Neither the Department of Homeland Security nor Immigration and Customs Enforcement under Presidents Bush or Obama published annual statistics on its detainer program. While the department used to publish monthly statistics under its Secure Communities program, these statistics did not contain any information on the agency's actual use of detainers as part of SCOMM. Nor to our knowledge has the agency released any systematic studies of the reliability of the agency's records that are used by managers to monitor detainer usage and to track cases so that they can determine the effectiveness of its use of detainers in meeting the agency's goals.

Such studies are critically needed.


Footnotes

[1] See side bar for links to earlier reports TRAC has issued tracking detainer usage.

[2] See, for example, Executive Order 13768 of January 25, 2017 on "Enhancing Public Safety in the Interior of the United States." This executive order reinstates the Secure Communities program, and seeks to withdraw federal funds from so-called sanctuary jurisdictions. It also terminates Obama's Priority Enforcement Program (PEP) that placed a number of restrictions on the use of ICE detainers, and sets a target, subject to the availability of appropriations, of hiring 10,000 additional ICE officers.

[3] Figures on detainers and those on which ICE assumes custody are based upon the month the detainer was prepared, while figures on detainer-connected removals are based upon the month the removal occurred. Note that it is important to distinguish between detainer-connected removals shown here, and removals connected to automatic fingerprint matching. Many removals credited to the Secure Communities program did not involve the use of detainers, and detainer usage was never restricted to Secure Communities. A forthcoming TRAC report will examine the use of detainers within the Secure Communities program.
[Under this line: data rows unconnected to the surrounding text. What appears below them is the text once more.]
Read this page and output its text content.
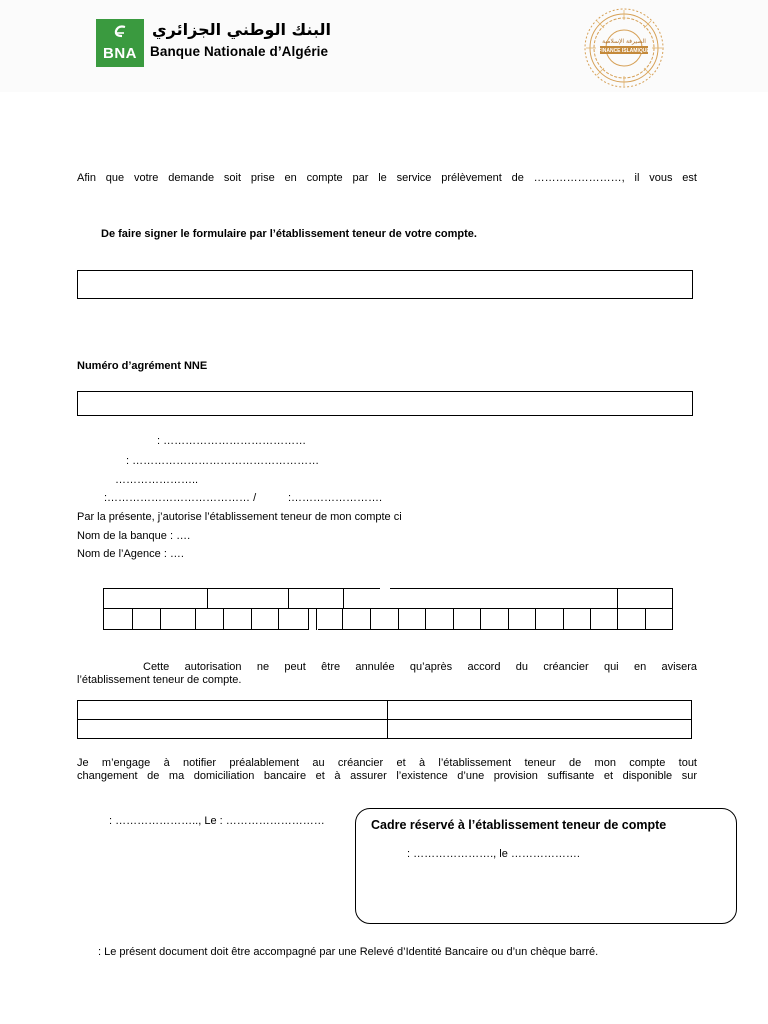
BNA
البنك الوطني الجزائري
Banque Nationale d’Algérie
الصيرفة الإسلامية
FINANCE ISLAMIQUE
Afin que votre demande soit prise en compte par le service prélèvement de ……………………, il vous est
De faire signer le formulaire par l’établissement teneur de votre compte.
Numéro d’agrément NNE
: …………………………………
: ……………………………………………
…………………..
:………………………………… /	:…………………….
Par la présente, j’autorise l’établissement teneur de mon compte ci
Nom de la banque : ….
Nom de l’Agence : ….
Cette autorisation ne peut être annulée qu’après accord du créancier qui en avisera
l’établissement teneur de compte.

Je m’engage à notifier préalablement au créancier et à l’établissement teneur de mon compte tout
changement de ma domiciliation bancaire et à assurer l’existence d’une provision suffisante et disponible sur
: ………………….., Le : ………………………	Cadre réservé à l’établissement teneur de compte
: …………………., le ……………….
: Le présent document doit être accompagné par une Relevé d’Identité Bancaire ou d’un chèque barré.
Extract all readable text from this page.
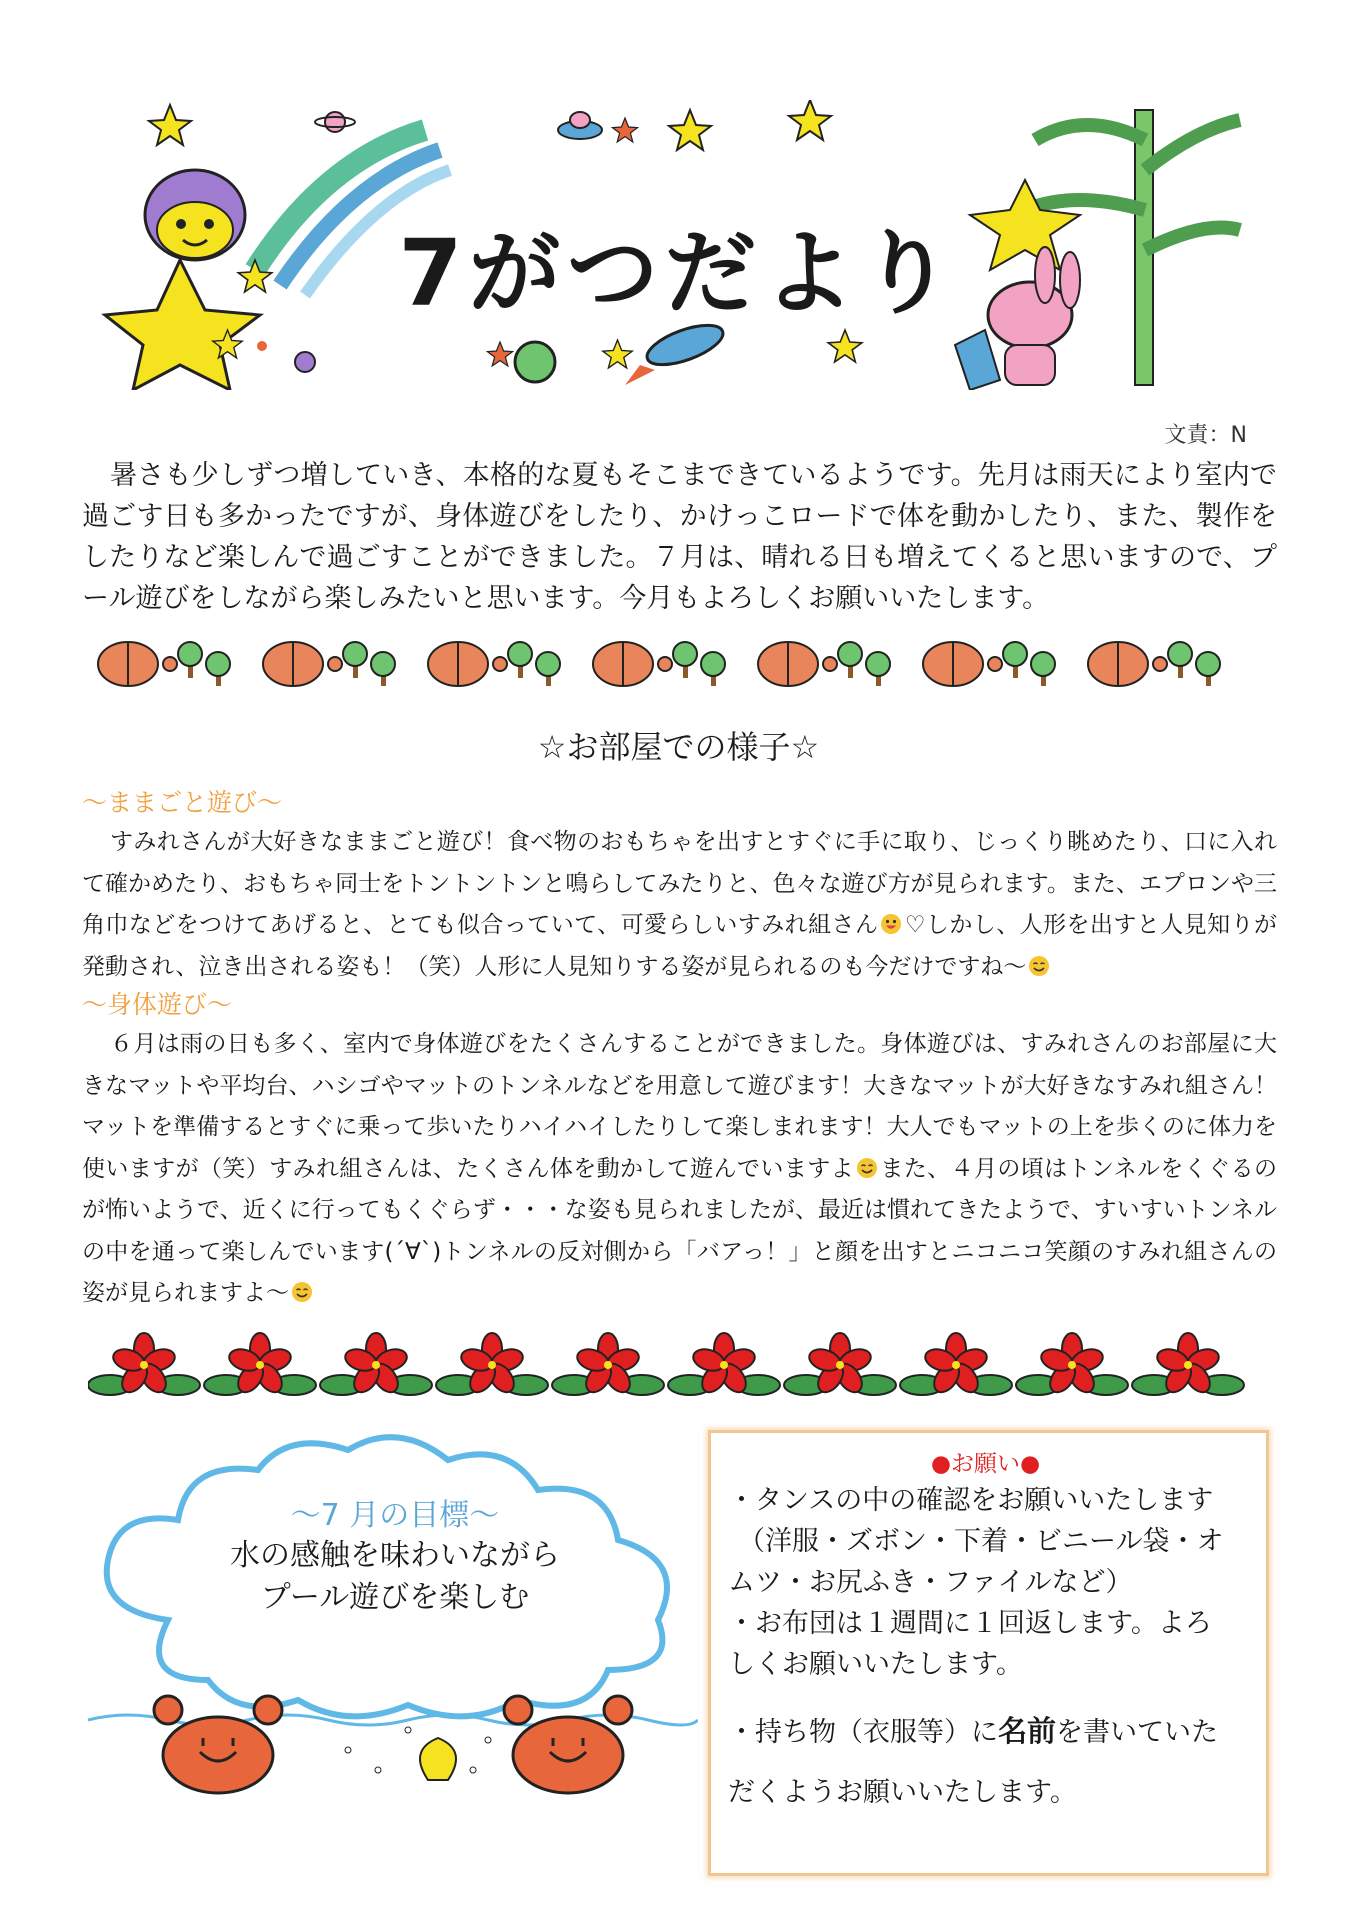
7がつだより
文責：N
暑さも少しずつ増していき、本格的な夏もそこまできているようです。先月は雨天により室内で過ごす日も多かったですが、身体遊びをしたり、かけっこロードで体を動かしたり、また、製作をしたりなど楽しんで過ごすことができました。７月は、晴れる日も増えてくると思いますので、プール遊びをしながら楽しみたいと思います。今月もよろしくお願いいたします。
☆お部屋での様子☆
～ままごと遊び～
すみれさんが大好きなままごと遊び！食べ物のおもちゃを出すとすぐに手に取り、じっくり眺めたり、口に入れて確かめたり、おもちゃ同士をトントントンと鳴らしてみたりと、色々な遊び方が見られます。また、エプロンや三角巾などをつけてあげると、とても似合っていて、可愛らしいすみれ組さん ♡しかし、人形を出すと人見知りが発動され、泣き出される姿も！（笑）人形に人見知りする姿が見られるのも今だけですね～
～身体遊び～
６月は雨の日も多く、室内で身体遊びをたくさんすることができました。身体遊びは、すみれさんのお部屋に大きなマットや平均台、ハシゴやマットのトンネルなどを用意して遊びます！大きなマットが大好きなすみれ組さん！マットを準備するとすぐに乗って歩いたりハイハイしたりして楽しまれます！大人でもマットの上を歩くのに体力を使いますが（笑）すみれ組さんは、たくさん体を動かして遊んでいますよ また、４月の頃はトンネルをくぐるのが怖いようで、近くに行ってもくぐらず・・・な姿も見られましたが、最近は慣れてきたようで、すいすいトンネルの中を通って楽しんでいます(´∀`)トンネルの反対側から「バアっ！」と顔を出すとニコニコ笑顔のすみれ組さんの姿が見られますよ～
～7 月の目標～
水の感触を味わいながら
プール遊びを楽しむ
●お願い●
・タンスの中の確認をお願いいたします
（洋服・ズボン・下着・ビニール袋・オ
ムツ・お尻ふき・ファイルなど）
・お布団は１週間に１回返します。よろ
しくお願いいたします。
・持ち物（衣服等）に名前を書いていた
だくようお願いいたします。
[4] As discussed later in this report, ICE has recently started withholding the data that would allow extending these results to the rest of 2016 and the beginning of FY 2017.

[5] See Department of Homeland Security's Secretary Jeh Johnson's November 20, 2014 directive on "Secure Communities." In replacing SCOMM with PEP, the justifications included citations to a long series of court decisions finding ICE detainers did not comply with probable cause requirements, placing state and local law enforcement agencies in violation of the Fourth Amendment to the U.S. Constitution. The undermining of community trust in local law enforcement as a result of the close cooperation called for in SCOMM was also cited. As the memorandum explained, these twin concerns had led to growing resistance to honoring ICE detainers by governors, mayors, and state and local law enforcement officials from around the country, as well as to the passage of more and more legislation restricting such cooperation.